The Queen will not attend the annual Commonwealth Day service at Westminster Abbey on Monday, Buckingham Palace has confirmed.
The 95-year-old monarch, who is the head of the Commonwealth, had hoped to join the Prince of Wales, the Duchess of Cornwall and the Duke and Duchess of Cambridge at the event, after recently recovering from Covid-19.
A Buckingham Palace spokesperson said: “After discussing the arrangements with the royal household, the Queen has asked the Prince of Wales to represent Her Majesty at the Commonwealth service at Westminster Abbey on Monday.
“The Queen will continue with other planned engagements, including in-person audiences, in the week ahead.”
It is thought the decision was not due to any illness, but related to discussions about the comfort of getting the queen to and from the service.
She will instead send a video message to the congregation and be represented at the event by the next in line to the throne, Prince Charles. The celebration is a favourite of the monarch, with music, poetry and speeches performed in an ode to the “family of nations”.
The news comes hours after it was announced that the Queen will be moving out of Buckingham Palace and into her residence in Windsor Castle for the foreseeable future. She had been undertaking “light duties”, the Palace said, since a bout of ill-health, though was not currently ill. However, she is known to have suffered from mobility issues.

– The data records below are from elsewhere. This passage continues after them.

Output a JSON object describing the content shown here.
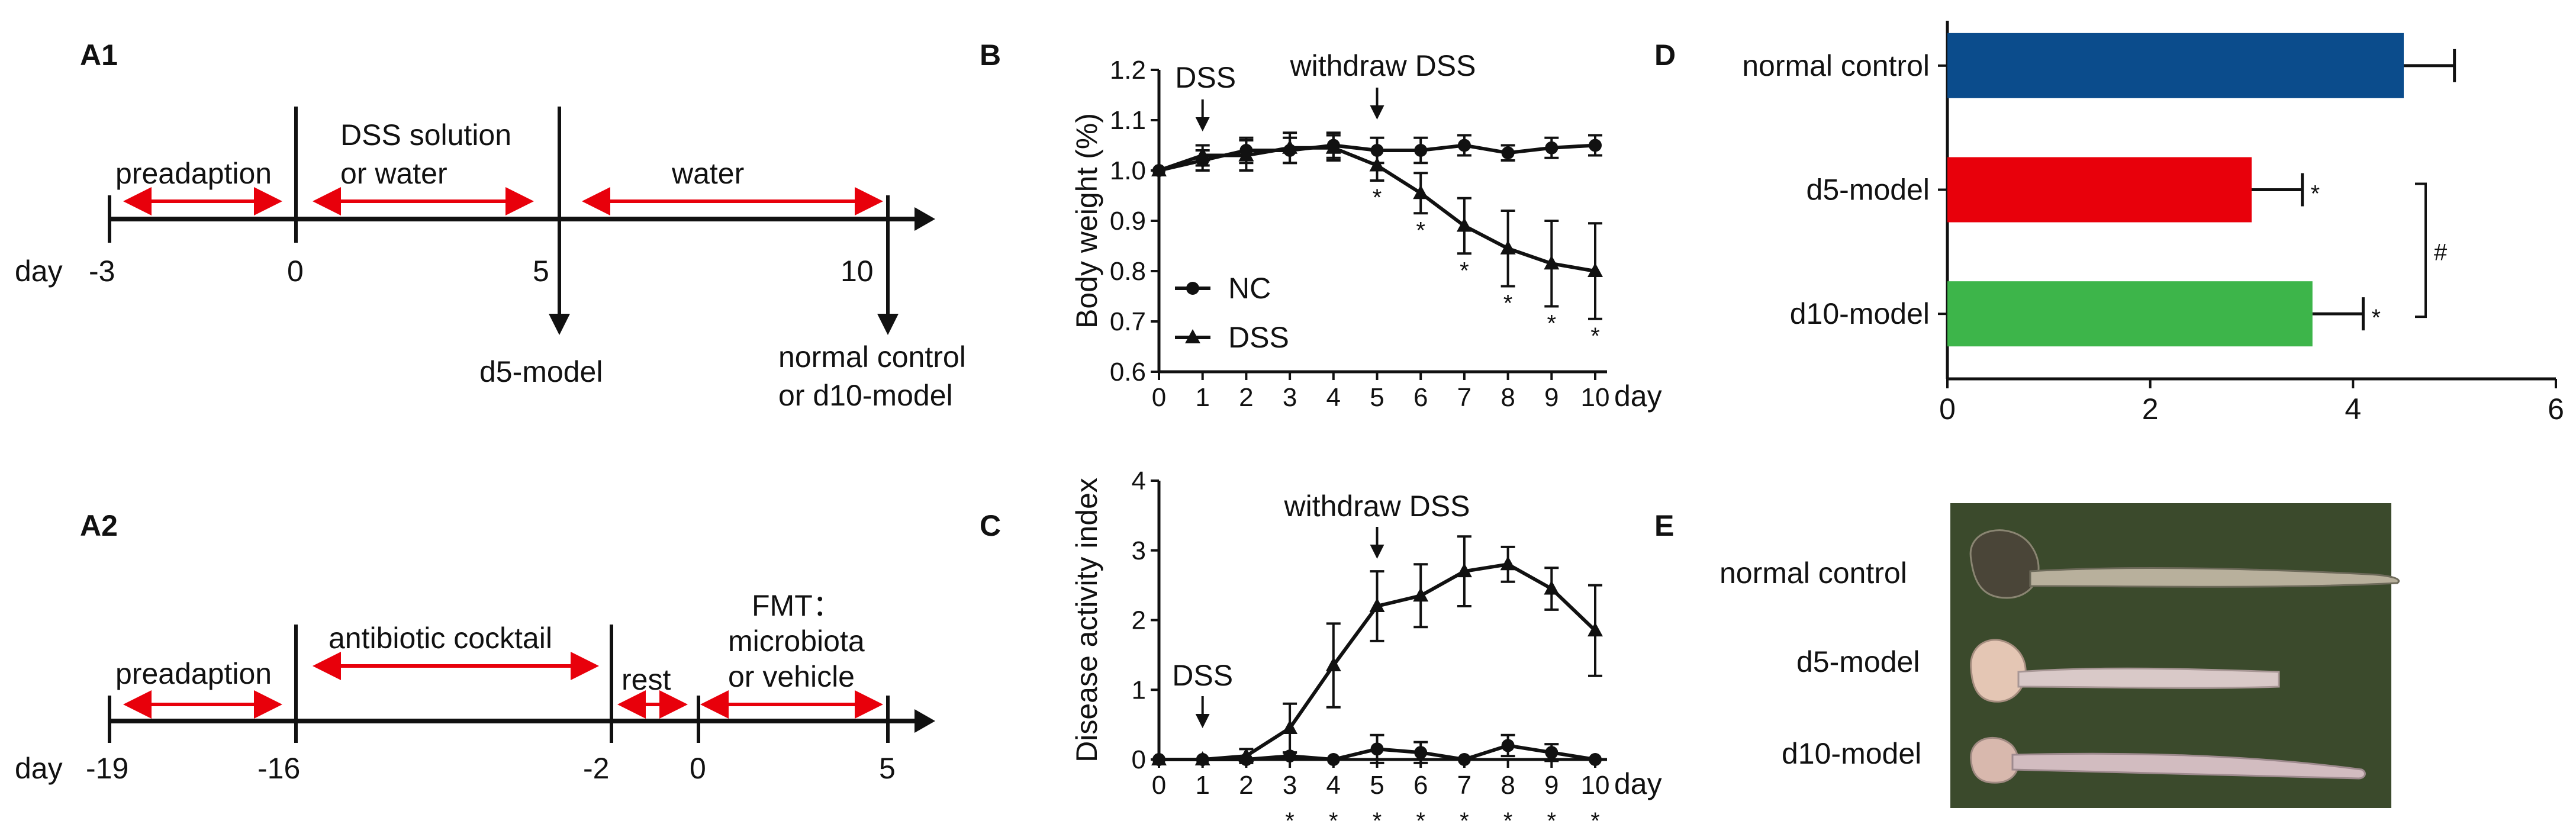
{
  "figure": {
    "panels": {
      "A1": "A1",
      "A2": "A2",
      "B": "B",
      "C": "C",
      "D": "D",
      "E": "E"
    }
  },
  "timeline_a1": {
    "unit": "day",
    "days": [
      "-3",
      "0",
      "5",
      "10"
    ],
    "segments": [
      "preadaption",
      "DSS solution",
      "or water",
      "water"
    ],
    "outcomes": [
      "d5-model",
      "normal control",
      "or d10-model"
    ]
  },
  "timeline_a2": {
    "unit": "day",
    "days": [
      "-19",
      "-16",
      "-2",
      "0",
      "5"
    ],
    "segments": [
      "preadaption",
      "antibiotic cocktail",
      "rest",
      "FMT：",
      "microbiota",
      "or vehicle"
    ]
  },
  "photo": {
    "labels": [
      "normal control",
      "d5-model",
      "d10-model"
    ]
  },
  "chart_data": [
    {
      "id": "B",
      "type": "line",
      "ylabel": "Body weight (%)",
      "xlabel": "day",
      "x": [
        0,
        1,
        2,
        3,
        4,
        5,
        6,
        7,
        8,
        9,
        10
      ],
      "xlim": [
        0,
        10
      ],
      "ylim": [
        0.6,
        1.2
      ],
      "yticks": [
        "0.6",
        "0.7",
        "0.8",
        "0.9",
        "1.0",
        "1.1",
        "1.2"
      ],
      "xticks": [
        "0",
        "1",
        "2",
        "3",
        "4",
        "5",
        "6",
        "7",
        "8",
        "9",
        "10"
      ],
      "series": [
        {
          "name": "NC",
          "marker": "circle",
          "values": [
            1.0,
            1.02,
            1.04,
            1.04,
            1.05,
            1.04,
            1.04,
            1.05,
            1.035,
            1.045,
            1.05
          ],
          "err": [
            0,
            0.02,
            0.025,
            0.025,
            0.025,
            0.025,
            0.025,
            0.02,
            0.015,
            0.02,
            0.02
          ]
        },
        {
          "name": "DSS",
          "marker": "triangle",
          "values": [
            1.0,
            1.03,
            1.03,
            1.045,
            1.045,
            1.01,
            0.955,
            0.89,
            0.845,
            0.815,
            0.8
          ],
          "err": [
            0,
            0.02,
            0.03,
            0.03,
            0.025,
            0.03,
            0.04,
            0.055,
            0.075,
            0.085,
            0.095
          ]
        }
      ],
      "annotations": [
        "DSS",
        "withdraw DSS"
      ],
      "annotation_x": [
        1,
        5
      ],
      "significance": [
        "*",
        "*",
        "*",
        "*",
        "*",
        "*"
      ],
      "significance_x": [
        5,
        6,
        7,
        8,
        9,
        10
      ]
    },
    {
      "id": "C",
      "type": "line",
      "ylabel": "Disease activity index",
      "xlabel": "day",
      "x": [
        0,
        1,
        2,
        3,
        4,
        5,
        6,
        7,
        8,
        9,
        10
      ],
      "xlim": [
        0,
        10
      ],
      "ylim": [
        0,
        4
      ],
      "yticks": [
        "0",
        "1",
        "2",
        "3",
        "4"
      ],
      "xticks": [
        "0",
        "1",
        "2",
        "3",
        "4",
        "5",
        "6",
        "7",
        "8",
        "9",
        "10"
      ],
      "series": [
        {
          "name": "NC",
          "marker": "circle",
          "values": [
            0,
            0,
            0,
            0.05,
            0,
            0.15,
            0.1,
            0,
            0.2,
            0.1,
            0
          ],
          "err": [
            0,
            0,
            0,
            0.05,
            0,
            0.2,
            0.15,
            0,
            0.15,
            0.12,
            0
          ]
        },
        {
          "name": "DSS",
          "marker": "triangle",
          "values": [
            0,
            0,
            0.05,
            0.45,
            1.35,
            2.2,
            2.35,
            2.7,
            2.8,
            2.45,
            1.85
          ],
          "err": [
            0,
            0,
            0.1,
            0.35,
            0.6,
            0.5,
            0.45,
            0.5,
            0.25,
            0.3,
            0.65
          ]
        }
      ],
      "annotations": [
        "DSS",
        "withdraw DSS"
      ],
      "annotation_x": [
        1,
        5
      ],
      "significance": [
        "*",
        "*",
        "*",
        "*",
        "*",
        "*",
        "*",
        "*"
      ],
      "significance_x": [
        3,
        4,
        5,
        6,
        7,
        8,
        9,
        10
      ]
    },
    {
      "id": "D",
      "type": "bar",
      "orientation": "horizontal",
      "categories": [
        "normal control",
        "d5-model",
        "d10-model"
      ],
      "values": [
        4.5,
        3.0,
        3.6
      ],
      "err": [
        0.5,
        0.5,
        0.5
      ],
      "colors": [
        "#0b4c8c",
        "#e8000b",
        "#3db54a"
      ],
      "xlim": [
        0,
        6
      ],
      "xticks": [
        "0",
        "2",
        "4",
        "6"
      ],
      "significance": [
        "",
        "*",
        "*"
      ],
      "bracket_label": "#"
    }
  ]
}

Meanwhile, a spokesperson for Prince Harry has confirmed he will not return to the UK for Prince Philip’s memorial service on 29 March.
However, the Duke of Sussex did hope to visit his grandmother the Queen soon, the spokesperson said.
In February, the Duke launched legal action against the Home Office for denying his family access to police protection when they visit the country. He was last in Britain to unveil a statue of his mother, Diana, Princess of Wales, at Kensington Palace.